Den Unterschied der Corona-Rezession zu früheren wirtschaftlichen Abschwüngen
macht Mercadal an zwei wesentlichen Punkten fest: „Sie wurde durch den großen
Lockdown weltweit künstlich erzeugt, und die Zentralbanken fangen quasi alle
aufgrund der Krise aufgenommenen Schulden auf.“ Die IWF-Experten erwarten
bereits für kommendes Jahr wieder ein globales Wirtschaftswachstum von 5,8
Prozent. Der OFI-Stratege hält diese Prognose allerdings für zu optimistisch:
„Wir gehen davon aus, dass die Wirtschaft zwei bis drei Jahre brauchen wird,
bis sie das Vorkrisenniveau von 2019 wieder erreicht.“ Damit geht Mercadal eher
von einer U- statt einer V-förmigen Erholung aus.

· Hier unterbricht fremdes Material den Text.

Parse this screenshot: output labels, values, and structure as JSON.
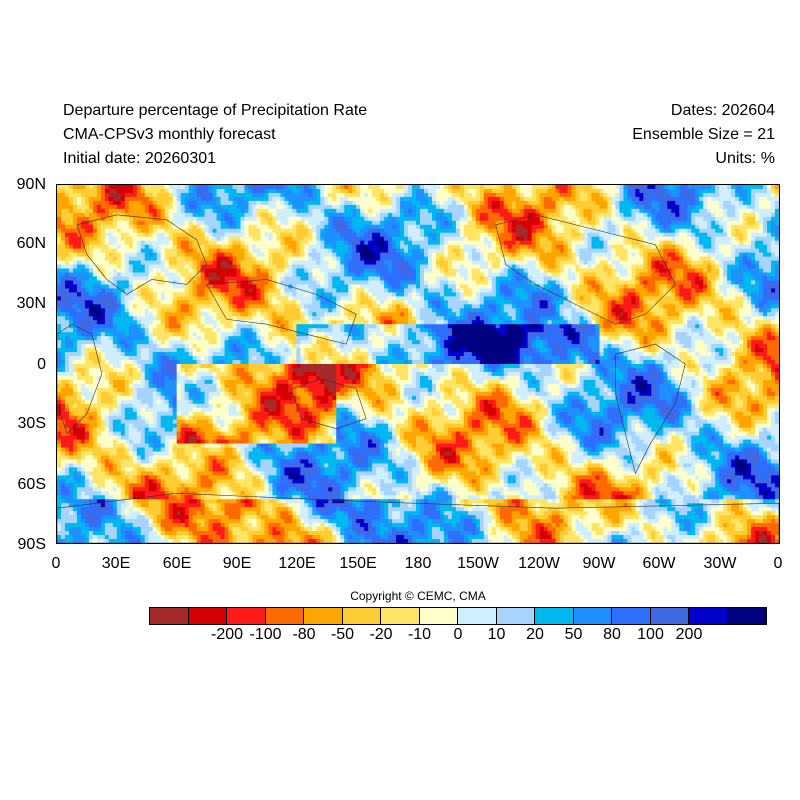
{
  "header": {
    "title": "Departure percentage of Precipitation Rate",
    "model": "CMA-CPSv3 monthly forecast",
    "initial_date": "Initial date: 20260301",
    "dates": "Dates: 202604",
    "ensemble": "Ensemble Size = 21",
    "units": "Units: %"
  },
  "lat_labels": [
    "90N",
    "60N",
    "30N",
    "0",
    "30S",
    "60S",
    "90S"
  ],
  "lon_labels": [
    "0",
    "30E",
    "60E",
    "90E",
    "120E",
    "150E",
    "180",
    "150W",
    "120W",
    "90W",
    "60W",
    "30W",
    "0"
  ],
  "copyright": "Copyright © CEMC, CMA",
  "colorbar": {
    "labels": [
      "-200",
      "-100",
      "-80",
      "-50",
      "-20",
      "-10",
      "0",
      "10",
      "20",
      "50",
      "80",
      "100",
      "200"
    ],
    "colors": [
      "#a52a2a",
      "#d40000",
      "#ff1a1a",
      "#ff6a00",
      "#ffa500",
      "#ffcc33",
      "#ffe566",
      "#ffffcc",
      "#cfefff",
      "#a6d4ff",
      "#00b8f0",
      "#1e90ff",
      "#2f6fff",
      "#4169e1",
      "#0000cd",
      "#000080"
    ]
  }
}
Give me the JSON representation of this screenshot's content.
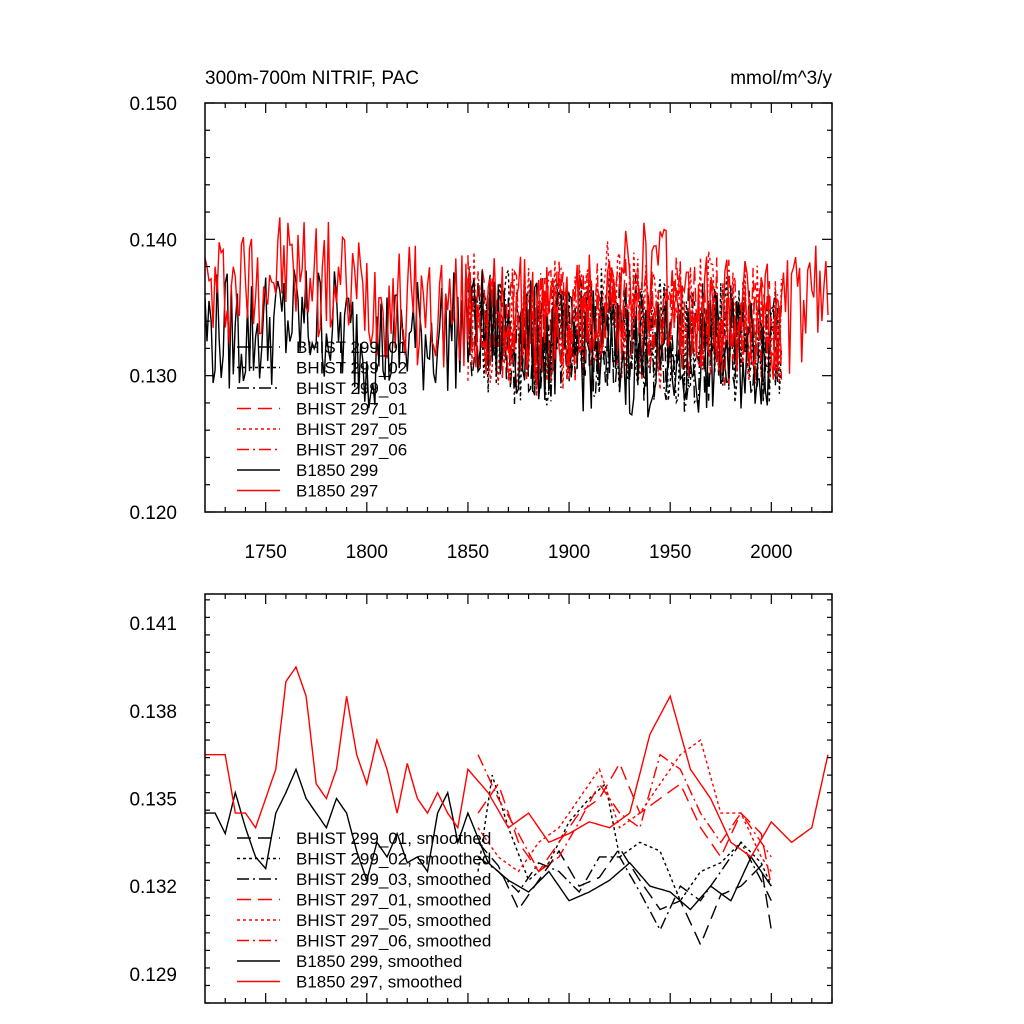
{
  "chart_data": [
    {
      "type": "line",
      "title_left": "300m-700m NITRIF, PAC",
      "title_right": "mmol/m^3/y",
      "xlim": [
        1720,
        2030
      ],
      "ylim": [
        0.12,
        0.15
      ],
      "x_ticks": [
        1750,
        1800,
        1850,
        1900,
        1950,
        2000
      ],
      "y_ticks": [
        0.12,
        0.13,
        0.14,
        0.15
      ],
      "y_tick_labels": [
        "0.120",
        "0.130",
        "0.140",
        "0.150"
      ],
      "x_tick_labels": [
        "1750",
        "1800",
        "1850",
        "1900",
        "1950",
        "2000"
      ],
      "legend_placement": "lower-left",
      "series": [
        {
          "name": "BHIST 299_01",
          "color": "#000000",
          "dash": "long-dash",
          "x_start": 1850,
          "x_end": 2005,
          "mean": 0.1325,
          "amplitude": 0.0045,
          "seed": 11,
          "x_key": [
            1850,
            1880,
            1900,
            1920,
            1940,
            1960,
            1980,
            2005
          ],
          "y_key": [
            0.1335,
            0.133,
            0.1325,
            0.1335,
            0.1328,
            0.1322,
            0.133,
            0.132
          ]
        },
        {
          "name": "BHIST 299_02",
          "color": "#000000",
          "dash": "dotted",
          "x_start": 1850,
          "x_end": 2005,
          "mean": 0.1325,
          "amplitude": 0.005,
          "seed": 23,
          "x_key": [
            1850,
            1880,
            1900,
            1920,
            1940,
            1960,
            1980,
            2005
          ],
          "y_key": [
            0.134,
            0.1325,
            0.133,
            0.133,
            0.132,
            0.1325,
            0.1328,
            0.1322
          ]
        },
        {
          "name": "BHIST 299_03",
          "color": "#000000",
          "dash": "dash-dot",
          "x_start": 1850,
          "x_end": 2005,
          "mean": 0.1325,
          "amplitude": 0.0045,
          "seed": 37,
          "x_key": [
            1850,
            1880,
            1900,
            1920,
            1940,
            1960,
            1980,
            2005
          ],
          "y_key": [
            0.133,
            0.132,
            0.133,
            0.1325,
            0.1325,
            0.1315,
            0.133,
            0.1318
          ]
        },
        {
          "name": "BHIST 297_01",
          "color": "#ff0000",
          "dash": "long-dash",
          "x_start": 1850,
          "x_end": 2005,
          "mean": 0.134,
          "amplitude": 0.0045,
          "seed": 41,
          "x_key": [
            1850,
            1880,
            1900,
            1920,
            1940,
            1960,
            1980,
            2005
          ],
          "y_key": [
            0.1345,
            0.1335,
            0.134,
            0.1345,
            0.134,
            0.1345,
            0.1335,
            0.133
          ]
        },
        {
          "name": "BHIST 297_05",
          "color": "#ff0000",
          "dash": "dotted",
          "x_start": 1850,
          "x_end": 2005,
          "mean": 0.134,
          "amplitude": 0.005,
          "seed": 53,
          "x_key": [
            1850,
            1880,
            1900,
            1920,
            1940,
            1960,
            1980,
            2005
          ],
          "y_key": [
            0.1345,
            0.133,
            0.134,
            0.135,
            0.1335,
            0.1352,
            0.134,
            0.133
          ]
        },
        {
          "name": "BHIST 297_06",
          "color": "#ff0000",
          "dash": "dash-dot",
          "x_start": 1850,
          "x_end": 2005,
          "mean": 0.134,
          "amplitude": 0.0045,
          "seed": 67,
          "x_key": [
            1850,
            1880,
            1900,
            1920,
            1940,
            1960,
            1980,
            2005
          ],
          "y_key": [
            0.135,
            0.1335,
            0.134,
            0.1345,
            0.134,
            0.1348,
            0.134,
            0.133
          ]
        },
        {
          "name": "B1850 299",
          "color": "#000000",
          "dash": "solid",
          "x_start": 1720,
          "x_end": 2000,
          "mean": 0.133,
          "amplitude": 0.0045,
          "seed": 79,
          "x_key": [
            1720,
            1740,
            1760,
            1780,
            1800,
            1830,
            1850,
            1900,
            1950,
            2000
          ],
          "y_key": [
            0.1335,
            0.133,
            0.134,
            0.134,
            0.132,
            0.133,
            0.1335,
            0.132,
            0.131,
            0.132
          ]
        },
        {
          "name": "B1850 297",
          "color": "#ff0000",
          "dash": "solid",
          "x_start": 1720,
          "x_end": 2028,
          "mean": 0.1345,
          "amplitude": 0.0045,
          "seed": 97,
          "x_key": [
            1720,
            1760,
            1790,
            1830,
            1850,
            1900,
            1940,
            1960,
            2000,
            2028
          ],
          "y_key": [
            0.136,
            0.138,
            0.1365,
            0.135,
            0.1345,
            0.134,
            0.1375,
            0.1345,
            0.134,
            0.1355
          ]
        }
      ]
    },
    {
      "type": "line",
      "xlim": [
        1720,
        2030
      ],
      "ylim": [
        0.128,
        0.142
      ],
      "x_ticks": [
        1750,
        1800,
        1850,
        1900,
        1950,
        2000
      ],
      "y_ticks": [
        0.129,
        0.132,
        0.135,
        0.138,
        0.141
      ],
      "y_tick_labels": [
        "0.129",
        "0.132",
        "0.135",
        "0.138",
        "0.141"
      ],
      "legend_placement": "lower-left",
      "series": [
        {
          "name": "BHIST 299_01, smoothed",
          "color": "#000000",
          "dash": "long-dash",
          "x_start": 1855,
          "x_end": 2000,
          "x_key": [
            1855,
            1865,
            1875,
            1885,
            1895,
            1905,
            1915,
            1925,
            1935,
            1945,
            1955,
            1965,
            1975,
            1985,
            1995,
            2000
          ],
          "y_key": [
            0.1335,
            0.1327,
            0.1312,
            0.1322,
            0.1332,
            0.132,
            0.1323,
            0.1333,
            0.1322,
            0.1312,
            0.1315,
            0.13,
            0.1317,
            0.132,
            0.1327,
            0.1305
          ]
        },
        {
          "name": "BHIST 299_02, smoothed",
          "color": "#000000",
          "dash": "dotted",
          "x_start": 1855,
          "x_end": 2000,
          "x_key": [
            1855,
            1862,
            1870,
            1880,
            1890,
            1900,
            1910,
            1918,
            1925,
            1935,
            1945,
            1955,
            1965,
            1975,
            1985,
            1995,
            2000
          ],
          "y_key": [
            0.1325,
            0.1358,
            0.134,
            0.1322,
            0.1328,
            0.1342,
            0.135,
            0.1355,
            0.133,
            0.1335,
            0.1332,
            0.1315,
            0.1325,
            0.1328,
            0.1335,
            0.1328,
            0.132
          ]
        },
        {
          "name": "BHIST 299_03, smoothed",
          "color": "#000000",
          "dash": "dash-dot",
          "x_start": 1855,
          "x_end": 2000,
          "x_key": [
            1855,
            1865,
            1875,
            1885,
            1895,
            1905,
            1915,
            1925,
            1935,
            1945,
            1955,
            1965,
            1975,
            1985,
            1995,
            2000
          ],
          "y_key": [
            0.133,
            0.1325,
            0.1318,
            0.1328,
            0.1325,
            0.1318,
            0.133,
            0.133,
            0.1318,
            0.1305,
            0.132,
            0.1315,
            0.1325,
            0.1335,
            0.1322,
            0.1315
          ]
        },
        {
          "name": "BHIST 297_01, smoothed",
          "color": "#ff0000",
          "dash": "long-dash",
          "x_start": 1855,
          "x_end": 2000,
          "x_key": [
            1855,
            1865,
            1875,
            1885,
            1895,
            1905,
            1915,
            1925,
            1935,
            1945,
            1955,
            1965,
            1975,
            1985,
            1995,
            2000
          ],
          "y_key": [
            0.1345,
            0.1355,
            0.1335,
            0.1325,
            0.1335,
            0.1345,
            0.135,
            0.1362,
            0.1345,
            0.135,
            0.1355,
            0.134,
            0.133,
            0.1345,
            0.1338,
            0.132
          ]
        },
        {
          "name": "BHIST 297_05, smoothed",
          "color": "#ff0000",
          "dash": "dotted",
          "x_start": 1855,
          "x_end": 2000,
          "x_key": [
            1855,
            1865,
            1875,
            1885,
            1895,
            1905,
            1915,
            1925,
            1935,
            1945,
            1955,
            1965,
            1975,
            1985,
            1995,
            2000
          ],
          "y_key": [
            0.134,
            0.133,
            0.1325,
            0.1335,
            0.134,
            0.135,
            0.136,
            0.134,
            0.1345,
            0.1355,
            0.1365,
            0.137,
            0.1345,
            0.1345,
            0.133,
            0.1325
          ]
        },
        {
          "name": "BHIST 297_06, smoothed",
          "color": "#ff0000",
          "dash": "dash-dot",
          "x_start": 1855,
          "x_end": 2000,
          "x_key": [
            1855,
            1865,
            1875,
            1885,
            1895,
            1905,
            1915,
            1925,
            1935,
            1945,
            1955,
            1965,
            1975,
            1985,
            1995,
            2000
          ],
          "y_key": [
            0.1365,
            0.135,
            0.1338,
            0.1325,
            0.133,
            0.1342,
            0.1355,
            0.1345,
            0.134,
            0.1365,
            0.136,
            0.1345,
            0.1335,
            0.1345,
            0.1335,
            0.133
          ]
        },
        {
          "name": "B1850 299, smoothed",
          "color": "#000000",
          "dash": "solid",
          "x_start": 1720,
          "x_end": 2000,
          "x_key": [
            1725,
            1730,
            1735,
            1740,
            1745,
            1750,
            1755,
            1760,
            1765,
            1770,
            1775,
            1780,
            1785,
            1790,
            1795,
            1800,
            1805,
            1810,
            1815,
            1820,
            1825,
            1830,
            1835,
            1840,
            1845,
            1850,
            1860,
            1870,
            1880,
            1890,
            1900,
            1910,
            1920,
            1930,
            1940,
            1950,
            1960,
            1970,
            1980,
            1990,
            2000
          ],
          "y_key": [
            0.1345,
            0.1338,
            0.1352,
            0.134,
            0.133,
            0.1326,
            0.1345,
            0.1352,
            0.136,
            0.135,
            0.1345,
            0.134,
            0.135,
            0.1345,
            0.1332,
            0.1322,
            0.1335,
            0.133,
            0.1338,
            0.1328,
            0.133,
            0.1325,
            0.1345,
            0.1352,
            0.1335,
            0.1345,
            0.1328,
            0.1322,
            0.1318,
            0.1325,
            0.1315,
            0.1318,
            0.1322,
            0.1328,
            0.132,
            0.1318,
            0.1312,
            0.132,
            0.1315,
            0.133,
            0.132
          ]
        },
        {
          "name": "B1850 297, smoothed",
          "color": "#ff0000",
          "dash": "solid",
          "x_start": 1720,
          "x_end": 2028,
          "x_key": [
            1725,
            1730,
            1735,
            1740,
            1745,
            1750,
            1755,
            1760,
            1765,
            1770,
            1775,
            1780,
            1785,
            1790,
            1795,
            1800,
            1805,
            1810,
            1815,
            1820,
            1825,
            1830,
            1835,
            1840,
            1845,
            1850,
            1860,
            1870,
            1880,
            1890,
            1900,
            1910,
            1920,
            1930,
            1940,
            1950,
            1960,
            1970,
            1980,
            1990,
            2000,
            2010,
            2020,
            2028
          ],
          "y_key": [
            0.1365,
            0.1365,
            0.1345,
            0.1345,
            0.134,
            0.135,
            0.136,
            0.139,
            0.1395,
            0.1385,
            0.1355,
            0.135,
            0.136,
            0.1385,
            0.1365,
            0.1355,
            0.137,
            0.136,
            0.1345,
            0.1362,
            0.135,
            0.1345,
            0.1352,
            0.1345,
            0.134,
            0.136,
            0.1352,
            0.134,
            0.1345,
            0.1335,
            0.1338,
            0.1342,
            0.134,
            0.1345,
            0.1372,
            0.1385,
            0.136,
            0.135,
            0.1335,
            0.133,
            0.1342,
            0.1335,
            0.134,
            0.1365
          ]
        }
      ]
    }
  ]
}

Gerade in schwierigen Phasen macht die Auswahl der richtigen Aktien den Unterschied. Sowohl der US-amerikanische Fondsanbieter Alger als auch der Schweizer Vermögensverwalter Bellevue Asset Management empfehlen Anlegern einen Blick auf Nebenwerte. Die Alger Experten haben die letzten drei Rezessionen in den USA, ausgehend vom Tiefststand an den US-Aktienmärkten, betrachtet. Gerechnet vom Börsentief hat der US-Nebenwerte-Index Russell 2000 in den folgenden zwölf Monaten im Schnitt rund 38 Prozent zugelegt, während die Large Caps im S&P 500 nur 22 Prozent gestiegen sind. Aktuell würden Nebenwerte, gemessen am KGV, mit dem deutlichsten Abschlag seit zwei Jahrzehnten gegenüber den Large Caps gehandelt. Vor diesem Hintergrund sollten Investoren aus Sicht von Alger auch auf hochwertige Small Caps setzen. Birgitte Olsen von Bellevue Asset Management hat die europäischen Nebenwerte im Blick und geht davon aus, dass diese die Krise besser meistern können als großkapitalisierte Unternehmen. Allerdings müssten Anleger sehr selektiv vorgehen und dürften bei der Qualität der Unternehmen keine Kompromisse eingehen. Die Fondsmanagerin empfiehlt, auf Bilanzqualität und Cashflow-Generierung zu achten. Starke Unternehmen könnten schwachen Mitbewerbern den Rang ablaufen und nach der Krise als Gewinner hervorgehen.